Playing fretted harmonics can be hard at times. This requires the fretting of a note, plus a “soft touch” on a string which is exactly 12 frets above the note you are fretting. In addition to this you must still pluck the string. To do all three of these tasks at once, you must combine the tasks of the “soft touch” and the plucking of the string. There are 2 techniques of doing this.
Technique 1: Artificial Harmonics
Although all harmonics that you play are actually artificial harmonics, this technique is commonly referred to as playing an artificial harmonic. This technique requires that you “soft touch” with your index finger and then pluck with your pinky finger or a pick held in the other fingers. The other technique is playing a pinched harmonic which is more difficult to learn but will allow you to play fretted harmonics more quickly once it is mastered.

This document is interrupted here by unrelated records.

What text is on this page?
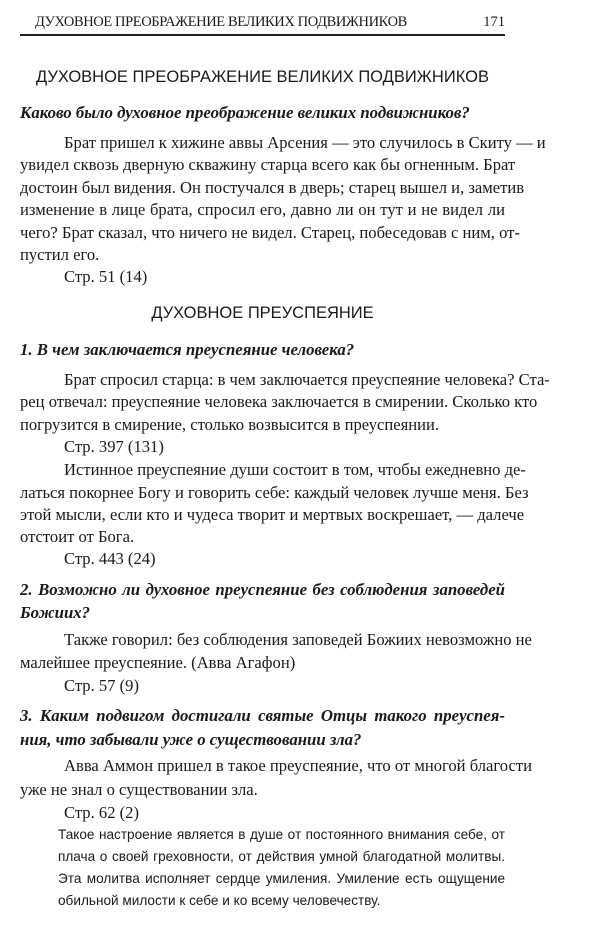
ДУХОВНОЕ ПРЕОБРАЖЕНИЕ ВЕЛИКИХ ПОДВИЖНИКОВ	171
ДУХОВНОЕ ПРЕОБРАЖЕНИЕ ВЕЛИКИХ ПОДВИЖНИКОВ
Каково было духовное преображение великих подвижников?
Брат пришел к хижине аввы Арсения — это случилось в Скиту — и
увидел сквозь дверную скважину старца всего как бы огненным. Брат
достоин был видения. Он постучался в дверь; старец вышел и, заметив
изменение в лице брата, спросил его, давно ли он тут и не видел ли
чего? Брат сказал, что ничего не видел. Старец, побеседовав с ним, от-
пустил его.
Стр. 51 (14)
ДУХОВНОЕ ПРЕУСПЕЯНИЕ
1. В чем заключается преуспеяние человека?
Брат спросил старца: в чем заключается преуспеяние человека? Ста-
рец отвечал: преуспеяние человека заключается в смирении. Сколько кто
погрузится в смирение, столько возвысится в преуспеянии.
Стр. 397 (131)
Истинное преуспеяние души состоит в том, чтобы ежедневно де-
латься покорнее Богу и говорить себе: каждый человек лучше меня. Без
этой мысли, если кто и чудеса творит и мертвых воскрешает, — далече
отстоит от Бога.
Стр. 443 (24)
2. Возможно ли духовное преуспеяние без соблюдения заповедей
Божиих?
Также говорил: без соблюдения заповедей Божиих невозможно не
малейшее преуспеяние. (Авва Агафон)
Стр. 57 (9)
3. Каким подвигом достигали святые Отцы такого преуспея-
ния, что забывали уже о существовании зла?
Авва Аммон пришел в такое преуспеяние, что от многой благости
уже не знал о существовании зла.
Стр. 62 (2)
Такое настроение является в душе от постоянного внимания себе, от
плача о своей греховности, от действия умной благодатной молитвы.
Эта молитва исполняет сердце умиления. Умиление есть ощущение
обильной милости к себе и ко всему человечеству.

Technique 2: Pinched Harmonics
This is a difficult technique to master. Consistent playing of pinched harmonics require that you use a modified picking technique along with a steady and accurate picking hand. The first thing that you must master is how to hold the pick and pluck the string. You hold the pick by having the pick barely clear the bottom of your thumb. The key is to pluck the string with the pick but have the thumb immediately hit it to produce the harmonic. This pick and thumb should hit the string almost simultaneously.
You must also know where to pluck the string. If you do not hit the “sweet spot” on the string it will sound like a muffled note. The ideal place to pluck depends on where your thumb produces the harmonic. Your thumb should hit the string half way between the bridge and the the fret that you are playing on. So when you play on different frets, you must also pluck in different places. This makes it a little harder to play.
Note: There are other sweet spots as well. The sweet spots are proportional to the length of the string. When you play open-string harmonics, there are several places that produce harmonics. These are the “sweet spots” for a full length string (open string). When you fret a note, all the “sweet spots” stay in proportion to the string length, which is the length from the fret you are playing to the bridge. Therefore, several “sweet spots” exist for both open-string and fretted harmonics. The one thing to remember is that they are not all one octave higher so hitting alternate “sweet spots” will play a different note.
The Physics of Harmonics
Did you ever wonder why a harmonic is produced? It’s quite simple actually. It is a matter of string length. When you use your finger to produce a harmonic, you modify how the string vibrates. When playing open string harmonics, you split the string into halves, thirds, fourths, fifths, and sixths. So playing the harmonics at the 12th fret split the string in half. Playing at the 7th or 19th fret split the string into thirds, and so on. You will also notice that playing harmonics at the 7th or 19th fret are exactly the same notes. You can also split the guitar into fourths at the 5th fret or the 24th fret (or where the 24th fret would be if you don’t have that many frets). Once again, harmonics at the 5th and 24th frets produce the exact same notes. Notice that the 12th fret isn’t included because that splits the string into halves (larger subsections of the string).
|Normal Note’s Waveform|
|Same note one octave higher (harmonic
dividing by one-half)
|Harmonic dividing wavelength by one-third|
So how does it work? Your finger acts as a pivot point for the string by forcing the string to vibrate in halves, thirds, fourths, etc. This cuts the wavelength in half, thirds, fourths, etc. Wavelength determines what the frequency of a note is, and frequency determines what note you are playing. Did you ever hear someone say to tune to A at 440? The 440 represents the frequency of the A note at the 1st string at the 5th fret. If you double that frequency, you will play an A that is an octave higher. This also cuts the wavelength in half. You might be able to see the relationship between frequency and wavelength. Frequency is inversely proportional to wavelength. This basically means that wavelength = 1 / frequency. In other words cutting wavelength in half with double the frequency, and cutting the wavelength into 1/3 will triple the frequency.
So why do all my strings make different sounds even though they are the same length? This occurs due to the tension on the string. Basically the tension of the string modifies how the string vibrates so that it has a different frequency. When you adjust the tension, you also change the diameter of the string. Stretching or tightening the string makes the diameter smaller.